= Sergey Varfolomeev (biochemist) =

Russian biochemist (born 1945)

Sergey Dmitrievich Varfolomeev (Сергей Дмитриевич Варфоломеев) (born 17 August 1945) is a Soviet and Russian chemist and biochemist, a specialist in physical chemistry and chemical enzymology. Doctor of Science in Chemistry (1979), Professor (since 1982), Corresponding Member of the Russian Academy of Sciences (since 2006). His research includes the molecular foundations of biocatalysts, biochemical kinetics, bioelectrocatalysis, and biosensor technologies. He has taught for many years at the Faculty of Chemistry of Moscow State University (MSU).

== Early life ==
Sergey Varfolomeev was born in Kurgan, USSR in 1945. Both of his parents were chemical engineers. He graduated from the Faculty of Chemistry at Lomonosov Moscow State University (MSU) in 1968. He completed his PhD in 1971 on light-regulated enzymatic catalysis, and in 1979 defended his doctoral dissertation on bioelectrocatalysis. He was awarded the title of Professor in 1982.

Throughout his career, Varfolomeev has held a number of scientific and administrative positions:
- Head of the Department of Biokinetics at the A. N. Belozersky Institute of Physical and Chemical Biology, MSU (1979–2001);
- Head of the Department of Chemical Enzymology at the Faculty of Chemistry, MSU (1987-2019);
- Director of the N. M. Emanuel Institute of Biochemical Physics of the Russian Academy of Sciences (RAS) (2004–2015);
- Scientific director of the RAS (2015-)
- Director of the Institute of Physicochemical foundations of Neuronal Network Functioning and Artificial Intelligence, MSU (2019-)
He was elected Corresponding Member of the RAS in May 2006.

== Scientific work ==
Varfolomeev’s scientific contributions are in the fields of biochemical kinetics, enzymatic catalysis, and the physical chemistry of biological processes. His main research directions include:
- Molecular mechanisms of enzyme action, including hydrogenases, copper-containing oxidases, prostaglandin synthases, and lipoxygenases; studies of regulatory mechanisms, physiologically active compounds, and drug effects on enzyme activity.
- Bioelectrocatalysis, involving electron transfer in enzymatic and multi-enzyme systems, and the development of applied technologies such as biosensors and enzyme immobilization strategies.
- Kinetic modeling of biochemical processes, including neuronal synapse kinetics, nanoparticle synthesis, and heterogeneous catalysis involving biomolecules.

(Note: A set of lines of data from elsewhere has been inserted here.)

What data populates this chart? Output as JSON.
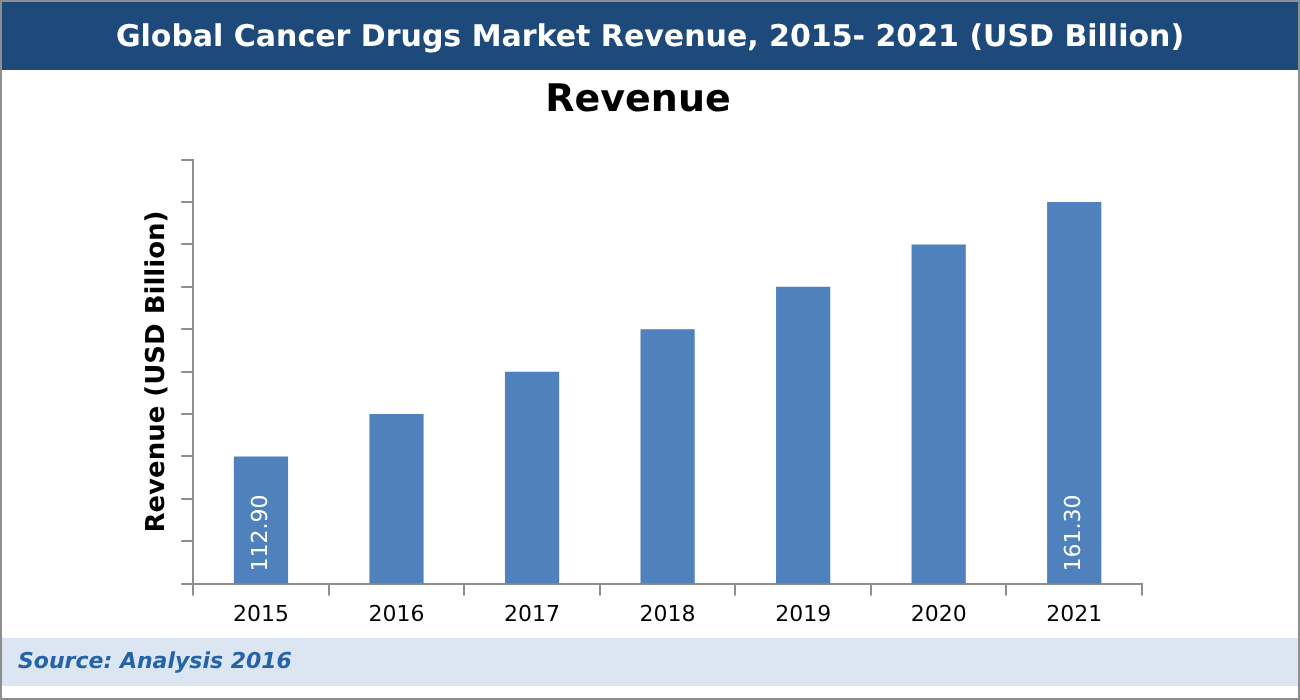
{
  "chart_data": {
    "type": "bar",
    "title": "Global Cancer Drugs Market Revenue, 2015- 2021 (USD Billion)",
    "subtitle": "Revenue",
    "ylabel": "Revenue (USD Billion)",
    "categories": [
      "2015",
      "2016",
      "2017",
      "2018",
      "2019",
      "2020",
      "2021"
    ],
    "values": [
      112.9,
      120.97,
      129.03,
      137.1,
      145.17,
      153.23,
      161.3
    ],
    "ylim": [
      88.7,
      169.37
    ],
    "yticks": [
      {
        "value": 88.7,
        "label": null
      },
      {
        "value": 96.77,
        "label": null
      },
      {
        "value": 104.83,
        "label": null
      },
      {
        "value": 112.9,
        "label": null
      },
      {
        "value": 120.97,
        "label": null
      },
      {
        "value": 129.03,
        "label": null
      },
      {
        "value": 137.1,
        "label": null
      },
      {
        "value": 145.17,
        "label": null
      },
      {
        "value": 153.23,
        "label": null
      },
      {
        "value": 161.3,
        "label": null
      },
      {
        "value": 169.37,
        "label": null
      }
    ],
    "value_labels": [
      "112.90",
      null,
      null,
      null,
      null,
      null,
      "161.30"
    ],
    "color": "#4f81bd",
    "tick_labels": "x",
    "grid": false,
    "legend": false,
    "annotations": [
      "Source: Analysis 2016"
    ]
  }
}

== Educational and academic activities ==
At the MSU Faculty of Chemistry, Varfolomeev held lectures on biochemical engineering, chemical enzymology, and kinetics of biochemical processes. As the head of a department and institute director, he played a significant role in developing research programs and training specialists in bioorganic chemistry and biophysical chemistry.

== Recognition ==
Varfolomeev was awarded several major prizes and honours, including the USSR State Prize (1984), the Lenin Komsomol Prize (1974), and the Lomonosov Prize, First Degree (2000). In 2024, he was awarded the Medal of the Order “For Merit to the Fatherland”, Second Class.

== Selected publications ==
Varfolomeev has contributed to a significant number of publications, including 12 monographs, 42 patents and over 700 academic articles, covering:
- Research series on bioelectrocatalysis and enzyme kinetics.
- Monographs and textbooks on enzymatic catalysis and biotechnology.

== Contribution to science ==
Sergey Varfolomeev is regarded as one of Russia’s leading specialists in the physical chemistry of enzymatic processes and biochemical kinetics. His work has significantly advanced the understanding of enzymatic catalysis and contributed to the development of modern biosensor and biocatalytic technologies.